Rifle club prepares to relocate in face of development
By Brandon Gee Steamboat Pilot/TODAY
Sunday, January 6, 2008
Steamboat Springs — As the specter of residential development slowly envelops it, the Routt County Rifle Club is preparing to move from its 40-acre home on U.S. Highway 40 just west of Steamboat Springs city limits. The gun club shares its north border with a southern boundary of the Steamboat 700 development that proposes to bring more than 2,000 homes to a 700-acre parcel. Steamboat 700 developers hope to have their land annexed into the city limits. Steamboat “700’s going to shut us down,” said Ken Klinger, a Routt County Sheriff’s Office investigator and frequent user of the range. “You can’t have kids running around, and they cross the line and they’re on a firing range.”
According to a letter sent to various officials by Rifle Club member Omar Campbell — the oldest active member of the club, the gun club land was originally purchased in 1948. “As far as I know, it has been an ongoing amenity of the community ever since,” Campbell wrote.
Steamboat Springs Planning Director Tom Leeson said the Routt County Rifle Club could legally continue operating despite surrounding development, but he said the club recognized the incompatibility. “I think it was always anticipated that the gun club would move as that property was enveloped by residential development,” Leeson said. “They’ve known for a long time that this was on the horizon. … They understand that if they wanted to stay, they probably could, but they’re trying to be good neighbors.”
Routt County Rifle Club board member Dave Kleiber said liability concerns also are prevailing on the club. He said making a stand is not worth the possibility of a bullet escaping the range and shutting the club down for good. “It ain’t making things easy for us,” Kleiber, a detective with the Steamboat Springs Police Department, said of the encroaching development. “But because of the residential development and the sale of the Brown property, it’s perpetuating the need to move the club. We think the prudent thing to do would be to look at where we can move the range.”
The right price
The geography of the shooting range is a small basin. Despite its high surrounding ridges and protective berms, Sheriff’s Office Investigator Mike Curzon noted that any caliber gun could send a bullet beyond the boundaries of the range if fired irresponsibly.
“Once a bullet’s left the barrel, there’s no way to stop it,” Curzon said. “Safety’s got to be a concern. … It’s a concern already, and 700’s not even in.”
Kleiber said the club has some properties it is interested in buying and has received interest from potential buyers of its current location, including the developers of Steamboat 700.
“I’ve talked to them several times and made them an offer on their land which they chose not to accept,” Steamboat 700 Project Manager Danny Mulcahy said.Mulcahy said the club didn’t reject him outright, but rather did not know what direction its membership wanted to move at the time of his offer. He said he still might be interested in the property.
“At the right price, always,” said Mulcahy,” but it’s not integral to my plan.
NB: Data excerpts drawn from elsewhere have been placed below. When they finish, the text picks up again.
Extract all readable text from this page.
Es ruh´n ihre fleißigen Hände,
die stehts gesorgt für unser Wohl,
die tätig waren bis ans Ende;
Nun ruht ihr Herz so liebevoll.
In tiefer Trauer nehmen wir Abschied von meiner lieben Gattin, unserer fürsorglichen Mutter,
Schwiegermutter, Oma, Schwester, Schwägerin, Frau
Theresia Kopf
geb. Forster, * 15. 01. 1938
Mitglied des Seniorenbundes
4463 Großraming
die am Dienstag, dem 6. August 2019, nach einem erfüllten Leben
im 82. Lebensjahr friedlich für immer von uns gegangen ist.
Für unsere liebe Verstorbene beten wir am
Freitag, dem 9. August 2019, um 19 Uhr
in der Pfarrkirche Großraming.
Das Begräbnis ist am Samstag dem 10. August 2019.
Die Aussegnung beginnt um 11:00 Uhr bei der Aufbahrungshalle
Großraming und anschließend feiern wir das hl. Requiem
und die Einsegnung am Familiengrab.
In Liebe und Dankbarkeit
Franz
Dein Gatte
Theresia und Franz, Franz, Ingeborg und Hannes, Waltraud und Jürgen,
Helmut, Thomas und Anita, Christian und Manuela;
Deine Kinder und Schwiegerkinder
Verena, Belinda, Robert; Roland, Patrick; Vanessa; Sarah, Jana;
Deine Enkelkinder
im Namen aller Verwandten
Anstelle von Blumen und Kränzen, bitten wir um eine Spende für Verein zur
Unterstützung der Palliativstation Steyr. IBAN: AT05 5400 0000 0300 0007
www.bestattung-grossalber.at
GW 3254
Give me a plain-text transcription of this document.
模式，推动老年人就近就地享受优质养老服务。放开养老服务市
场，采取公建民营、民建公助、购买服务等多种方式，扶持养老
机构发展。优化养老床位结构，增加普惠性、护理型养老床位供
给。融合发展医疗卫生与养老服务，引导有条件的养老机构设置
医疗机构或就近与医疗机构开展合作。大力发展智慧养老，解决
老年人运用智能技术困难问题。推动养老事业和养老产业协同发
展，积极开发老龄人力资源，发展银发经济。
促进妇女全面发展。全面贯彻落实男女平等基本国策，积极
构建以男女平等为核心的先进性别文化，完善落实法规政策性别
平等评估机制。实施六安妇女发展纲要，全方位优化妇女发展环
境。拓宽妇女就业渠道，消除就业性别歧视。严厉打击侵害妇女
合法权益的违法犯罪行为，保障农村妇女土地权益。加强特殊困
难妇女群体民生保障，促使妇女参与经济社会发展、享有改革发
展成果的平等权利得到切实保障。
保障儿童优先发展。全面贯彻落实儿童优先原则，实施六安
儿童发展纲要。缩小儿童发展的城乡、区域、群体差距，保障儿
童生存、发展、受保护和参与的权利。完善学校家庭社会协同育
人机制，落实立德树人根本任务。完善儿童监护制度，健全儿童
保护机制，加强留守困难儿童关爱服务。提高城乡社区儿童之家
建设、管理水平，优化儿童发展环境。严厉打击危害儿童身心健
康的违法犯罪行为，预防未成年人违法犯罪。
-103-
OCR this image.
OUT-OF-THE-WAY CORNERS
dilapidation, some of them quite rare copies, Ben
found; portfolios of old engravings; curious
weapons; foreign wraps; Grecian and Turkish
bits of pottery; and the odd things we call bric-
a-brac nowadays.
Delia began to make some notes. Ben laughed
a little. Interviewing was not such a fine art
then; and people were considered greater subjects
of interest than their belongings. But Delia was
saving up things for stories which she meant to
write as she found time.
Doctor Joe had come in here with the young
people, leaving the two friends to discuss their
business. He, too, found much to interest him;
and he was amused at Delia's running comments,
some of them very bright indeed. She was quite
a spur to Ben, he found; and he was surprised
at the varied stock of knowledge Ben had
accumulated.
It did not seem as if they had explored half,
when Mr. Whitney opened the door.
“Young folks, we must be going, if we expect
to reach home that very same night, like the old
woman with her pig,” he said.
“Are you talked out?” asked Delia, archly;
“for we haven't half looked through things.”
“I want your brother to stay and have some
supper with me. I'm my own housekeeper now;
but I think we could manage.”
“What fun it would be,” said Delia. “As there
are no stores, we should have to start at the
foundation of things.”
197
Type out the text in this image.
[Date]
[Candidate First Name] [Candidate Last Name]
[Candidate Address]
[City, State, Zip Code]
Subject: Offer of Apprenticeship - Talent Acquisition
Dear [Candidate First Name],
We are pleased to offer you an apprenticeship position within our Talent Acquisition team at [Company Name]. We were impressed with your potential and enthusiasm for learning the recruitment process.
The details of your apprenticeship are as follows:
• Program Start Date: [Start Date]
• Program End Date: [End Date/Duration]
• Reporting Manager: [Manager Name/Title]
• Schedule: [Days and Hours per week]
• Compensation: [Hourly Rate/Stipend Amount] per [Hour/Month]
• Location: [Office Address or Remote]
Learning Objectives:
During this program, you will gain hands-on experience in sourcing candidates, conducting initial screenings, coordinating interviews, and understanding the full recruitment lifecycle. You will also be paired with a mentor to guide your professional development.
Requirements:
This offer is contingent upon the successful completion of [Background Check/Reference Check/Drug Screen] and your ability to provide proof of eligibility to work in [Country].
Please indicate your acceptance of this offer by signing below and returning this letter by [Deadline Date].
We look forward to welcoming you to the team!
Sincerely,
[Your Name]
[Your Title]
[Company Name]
I don’t have to acquire it.”If he did acquire it, Mulcahy said he would likely use the land for retail or industrial purposes.
Kleiber said the gun club board wants “as much as we can get” for its land, but he would not be more specific. Mulcahy and the other developers of Steamboat 700 bought the 540-acre Brown property for $24.6 million, or just over $45,500 an acre, in March 2007. If the Rifle Club’s 40 acres fetched the same amount an acre, it would sell for more than $1.8 million. Kleiber also would not be specific about the properties the gun club is interested in purchasing, except to say that the club’s goal is to remain within a 20- or 30-minute drive of Steamboat. The most difficult part of the situation, Kleiber said, is timing the sale of the current property and the purchase of a replacement one in such a way that there is no significant interruption in having a range available.
Such an interruption would affect many more people than the Rifle Club’s 350 members. Archers, biathlon athletes with the Steamboat Springs Winter Sports Club, hunters, law enforcement officers and others also use the range. “The impact on this is a little known thing in the community for the most part, but there’s (hundreds) of members,” Klinger said. “That’s a lot of people. The loss of this will be a big deal if they don’t find another property.”
For law enforcement, the largest concern associated with a loss of the range for any period of time is the loss of training ground. “We use the facility a lot, and we’re just one agency,” Curzon said. While other shooting ranges exist in Yampa and Hayden, Klinger noted that they don’t have the same facilities or maintain the same level of upkeep. Neither has an indoor range, for example. Klinger said the Sheriff’s Office uses the Rifle Club’s indoor range to train deputies on shooting in the dark using flashlights. Klinger noted that most law enforcement shootings occur after dark. “We have to train,” Klinger said. “We have to keep our guys trained up as much as we can. If we can’t get our guys trained up and there’s an incident, the county can be held liable for failure to train.” In any event, there will likely be plenty of time for law enforcement agencies and others to prepare for the imminent departure of the Routt County Rifle Club from its current home.
“This is in the infancy of the process,” Kleiber said. “The timeframe we’re looking at is a two- to three-year process. We anticipate the range is going to stay where it’s at currently for at least a couple years.”